Hi, I'm searching of an optimization of the following code:
void prepareData(uint16_t* dataOut, uint16_t* dataIn, uint32_t length) { uint32_t i; for (i = 0; i < length; i += 2) { dataOut[i] = (dataIn[i+1] >> 4) & 0x03FF; dataOut[i+1] = (dataIn[i] >> 4) & 0x03FF; } }
It's just swapping 2 16-bit words. shifting them by 4 and setting the upper 6 bits to 0. I already tried the hints from http://www.keil.com/support/man/docs/armcc/armcc_cjajacch.htm . But its getting slower with decrementing counter.
It's taking about 50ms (55ms with decrementing counter) for a length of 350000. Target: AT91SAM9260, executed from external RAM.
Loop code:
uint32_t i; length = length >> 1; for (i = length; i != 0; i -= 2) { *dataOut = ((*dataIn >> 20) & 0x000003FF) | ((*dataIn << 12) & 0x03FF0000); dataIn++; dataOut++; *dataOut = ((*dataIn >> 20) & 0x000003FF) | ((*dataIn << 12) & 0x03FF0000); dataIn++; dataOut++; }
Disassembly [code inside the loop]:
0x200204AC E3E0CB03 MVN R12,#0x00000C00 0x200204B0 E59F40A4 LDR R4,[PC,#0x00A4] 0x200204B4 E5913000 LDR R3,[R1] 0x000003FF) 0x03FF0000); 0x200204B8 E2522002 SUBS R2,R2,#0x00000002 0x200204BC E00C5A23 AND R5,R12,R3,LSR #20 0x200204C0 E0043603 AND R3,R4,R3,LSL #12 0x200204C4 E1833005 ORR R3,R3,R5 0x000003FF) 0x03FF0000); 0x200204C8 E5803000 STR R3,[R0] 0x200204CC E5B13004 LDR R3,[R1,#0x0004]! 0x200204D0 E2811004 ADD R1,R1,#PIOC_PDR(0x00000004) 0x200204D4 E00C5A23 AND R5,R12,R3,LSR #20 0x200204D8 E0043603 AND R3,R4,R3,LSL #12 0x200204DC E1833005 ORR R3,R3,R5 0x200204E0 E5A03004 STR R3,[R0,#0x0004]! 0x200204E4 E2800004 ADD R0,R0,#PIOC_PDR(0x00000004) 0x200204E8 1AFFFFF1 BNE 0x200204B4
I want it as fast as possible.

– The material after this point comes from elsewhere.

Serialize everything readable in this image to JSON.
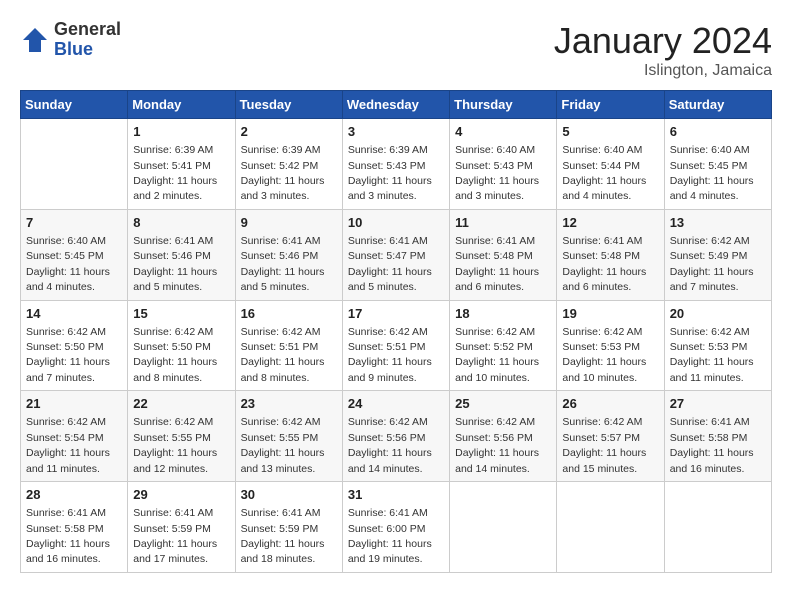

The instruction cache is enabled (done in the startup file). The data cache is disabled (CP15 control register equals 0x00051078). I tried to enable it, by setting it to 0x0005107D - MMU and DCache enabled - but the processor then hangs. Is there a special proceeding to enable the data cache?
> I tried to enable it, by setting it to 0x0005107D - > MMU and DCache enabled - but the processor then hangs. > Is there a special proceeding to enable the data cache?
Did you set up a page table at all? The MMU needs one to work properly. Don't forget to initialize cp15,c2 (TTB). RTFTRM ;-)
Looking at the assembler output, I am not sure if the unrolled loop is better than the single-word parallel version that I posted.
Regards Marcus http://www.doulos.com/arm/
PS: -Otime seems to be detrimental to performance (RealView Compiler) of all variants that have been posted here.